Wraz z początkiem kwietnia Sławomir Nowak został wypuszczony z aresztu śledczego. Wówczas decyzję o jego zwolnieniu podjął stołeczny Sąd Okręgowy. Teraz, zgodnie z ustaleniami Sądu Apelacyjnego w Warszawie, były minister w rządzie PO-PSL ma znów wrócić do aresztu. Warunkiem jego opuszczenia ma być wysoka kwota poręczenia majątkowego.
Na początku kwietnia 2021 roku Sąd Okręgowy w Warszawie odrzucił wniosek prokuratora o przedłużenie tymczasowego aresztowania Sławomira Nowaka. Oskarżyciel chciał, aby były minister transportu pozostał w izolacji aż do lipca.

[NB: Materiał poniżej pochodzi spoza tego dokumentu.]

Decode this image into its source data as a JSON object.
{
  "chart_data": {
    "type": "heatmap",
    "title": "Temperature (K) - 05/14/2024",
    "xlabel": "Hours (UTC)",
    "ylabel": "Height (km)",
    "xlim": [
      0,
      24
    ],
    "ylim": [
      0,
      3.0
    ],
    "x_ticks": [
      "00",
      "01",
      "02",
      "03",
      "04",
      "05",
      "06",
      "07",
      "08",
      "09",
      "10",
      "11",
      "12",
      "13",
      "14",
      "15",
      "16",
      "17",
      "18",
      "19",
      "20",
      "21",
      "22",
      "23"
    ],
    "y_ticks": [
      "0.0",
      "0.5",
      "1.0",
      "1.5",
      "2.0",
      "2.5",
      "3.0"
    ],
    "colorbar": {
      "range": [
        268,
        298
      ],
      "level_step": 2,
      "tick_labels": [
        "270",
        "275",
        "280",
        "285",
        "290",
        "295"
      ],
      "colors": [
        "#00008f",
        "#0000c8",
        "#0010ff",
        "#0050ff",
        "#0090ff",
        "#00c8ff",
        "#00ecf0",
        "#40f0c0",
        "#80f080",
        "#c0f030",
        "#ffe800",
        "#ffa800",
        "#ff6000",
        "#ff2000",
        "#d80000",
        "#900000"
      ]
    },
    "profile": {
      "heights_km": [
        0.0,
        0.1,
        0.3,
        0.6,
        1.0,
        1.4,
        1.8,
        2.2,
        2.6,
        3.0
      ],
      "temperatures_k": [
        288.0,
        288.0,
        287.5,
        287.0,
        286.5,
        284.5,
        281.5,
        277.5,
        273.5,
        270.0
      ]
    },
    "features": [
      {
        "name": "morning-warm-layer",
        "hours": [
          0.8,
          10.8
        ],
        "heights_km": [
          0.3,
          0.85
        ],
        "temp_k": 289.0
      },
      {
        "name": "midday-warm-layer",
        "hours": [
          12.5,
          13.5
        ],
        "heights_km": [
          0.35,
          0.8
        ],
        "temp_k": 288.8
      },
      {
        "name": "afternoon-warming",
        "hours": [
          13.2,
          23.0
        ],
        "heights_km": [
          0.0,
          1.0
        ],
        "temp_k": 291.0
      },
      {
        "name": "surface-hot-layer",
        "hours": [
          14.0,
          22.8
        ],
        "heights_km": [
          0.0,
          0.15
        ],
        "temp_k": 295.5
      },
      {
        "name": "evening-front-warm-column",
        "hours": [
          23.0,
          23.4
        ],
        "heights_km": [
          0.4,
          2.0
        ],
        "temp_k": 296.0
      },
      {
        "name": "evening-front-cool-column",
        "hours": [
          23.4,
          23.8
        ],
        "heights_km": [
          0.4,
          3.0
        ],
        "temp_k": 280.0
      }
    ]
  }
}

Nowak po wyjściu z aresztu powiedział, że nie ma siły na komentarz. – Jestem bardzo poruszony. Pewnych blizn już z siebie nie zdejmę. Jeszcze przyjdzie czas na odwojowanie tego wszystkiego – stwierdził.
– Jako ponury żart traktuję, że w zasadzie 40 lat temu z tego samego aresztu wychodził między innymi Bronisław Komorowski po internowaniu. Nigdy nie sądziłem, że w taki sposób historia zatoczy koło – oświadczył wtedy Nowak.
Przypomnijmy, że były polityk PO przebywał za kratami od lipca 2020 roku, gdy postawiono mu zarzuty korupcyjne, prania brudnych pieniędzy i działania w zorganizowanej grupie przestępczej. W areszcie na Białołęce Nowak był przetrzymywany od 9 miesięcy, choć areszt tymczasowy co do zasady powinien trwać maksymalnie 3 miesiące.
Jak czytamy na stronie RMF FM, w środę Sąd Apelacyjny w Warszawie rozpatrzył cztery zażalenia w sprawie kwietniowej decyzji o wypuszczeniu Sławomira Nowaka. Tego samego dnia organ zdecydował, że były minister transportu w rządzie Donalda Tuska ma wrócić do aresztu, ale będzie mógł go opuścić po wpłaceniu 1 mln złotych poręczenia majątkowego na konto warszawskiej Prokuratury Okręgowej.
Co więcej, sąd odroczył sporządzenie postanowienia na 7 dni, zaś wykonanie postanowienia odroczył aż do 19 kwietnia bieżącego roku.